As good as the environments look and as expansive as they are, though, there are constant areas of pop-up. It is much more pronounced in brighter areas than dark ones, but you'll see background objects in the distance suddenly pop into view instead of gradually fading in. The character models look good, but it's difficult to tell the difference between enemies until you get to a cut scene. Bats, Hagsfiends and Pure One scout owls tend to look the same in battle, forcing you to rely on the enemy's energy meter name to figure out what you're fighting against. Finally, the camera's lock-on system isn't too consistent when it comes to selecting the best target. There were a few times when attempting to lock on to an enemy resulted in locking on to a coal pit or an objective much further away.

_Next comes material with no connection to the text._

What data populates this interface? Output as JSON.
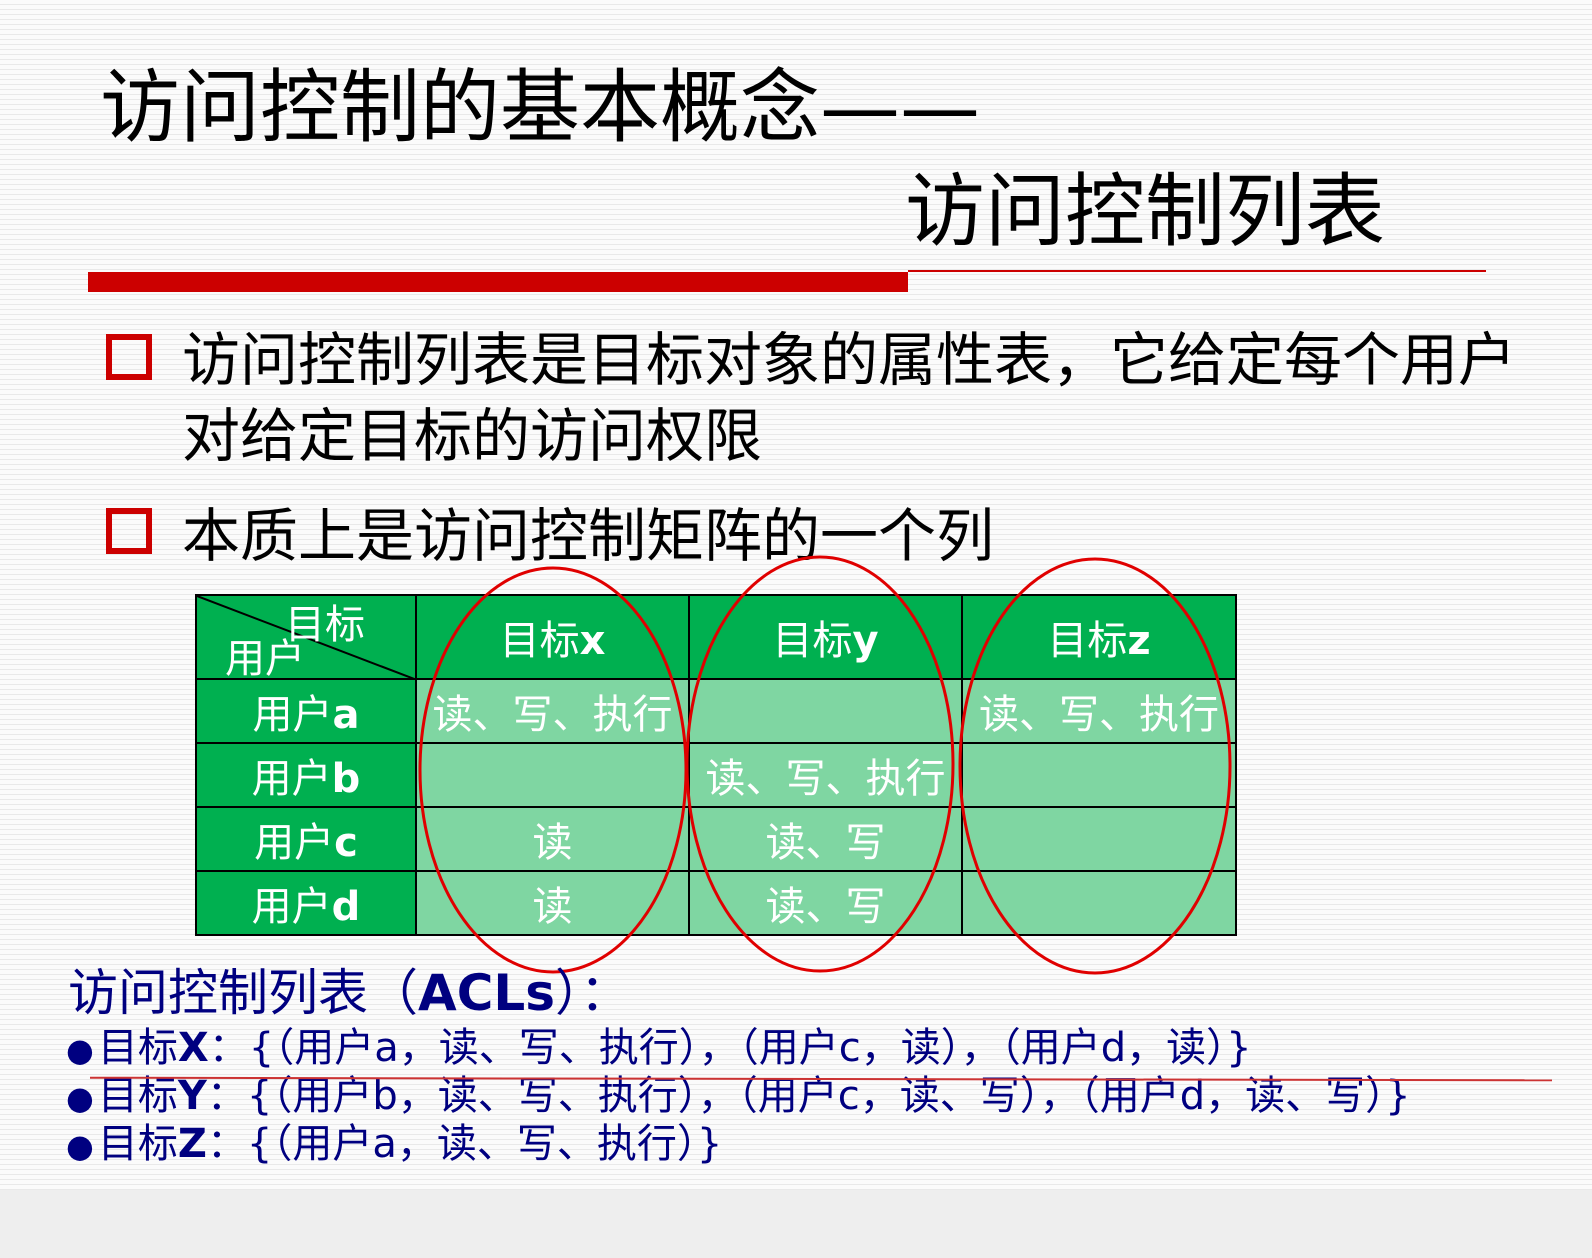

It is annoying, especially when you're trying to clear out a pack of enemies before completing your objectives.
The sound is quite good though it, too, suffers from a few problems. The musical score is exactly what one would expect from a fantasy film. Fully orchestrated and sounding like something from The Lord of the Rings soundtrack, it perfectly captures the tone of the scenes and almost feels like it was lifted from the film. Each blow and catapult impact resonates through the speakers nicely. Likewise, the voices all sound great, but since the video game features different characters from the movie, none of the original voice actors from the film are involved. The voice actors keep the same spirit of the film, and the majority of the voices have either an Australian or British accent.
Like most games, this one suffers from the lack of a deep voice bank for attack commands. Sending out your wingmen will result in the same lines being uttered quite a few times during the course of the game. The audio stuttering is really odd, though. Throughout our review period, the musical score and voices would stutter a few times. In case anyone thinks that this is limited to the disc, the same error also occurred when the game is installed to the hard drive. The error doesn't happen constantly, but it is noticeable enough for you to feel that the bugs haven't been ironed out yet.
Legend of the Guardians: The Owls of Ga'hoole would have been a very good game for children had it not been for its brevity and lack of difficulty. The flaws in the graphics and sound could be easily overlooked because of the enjoyable gameplay, but the lack of challenge and the fact that the game can be finished rather quickly diminishes any desire one may have to pick it up again. It is still worth a look for fans of the series and young gamers seeking airborne action without spacecraft or jet fighters, but until the price goes down, it is better as a rental than a purchase.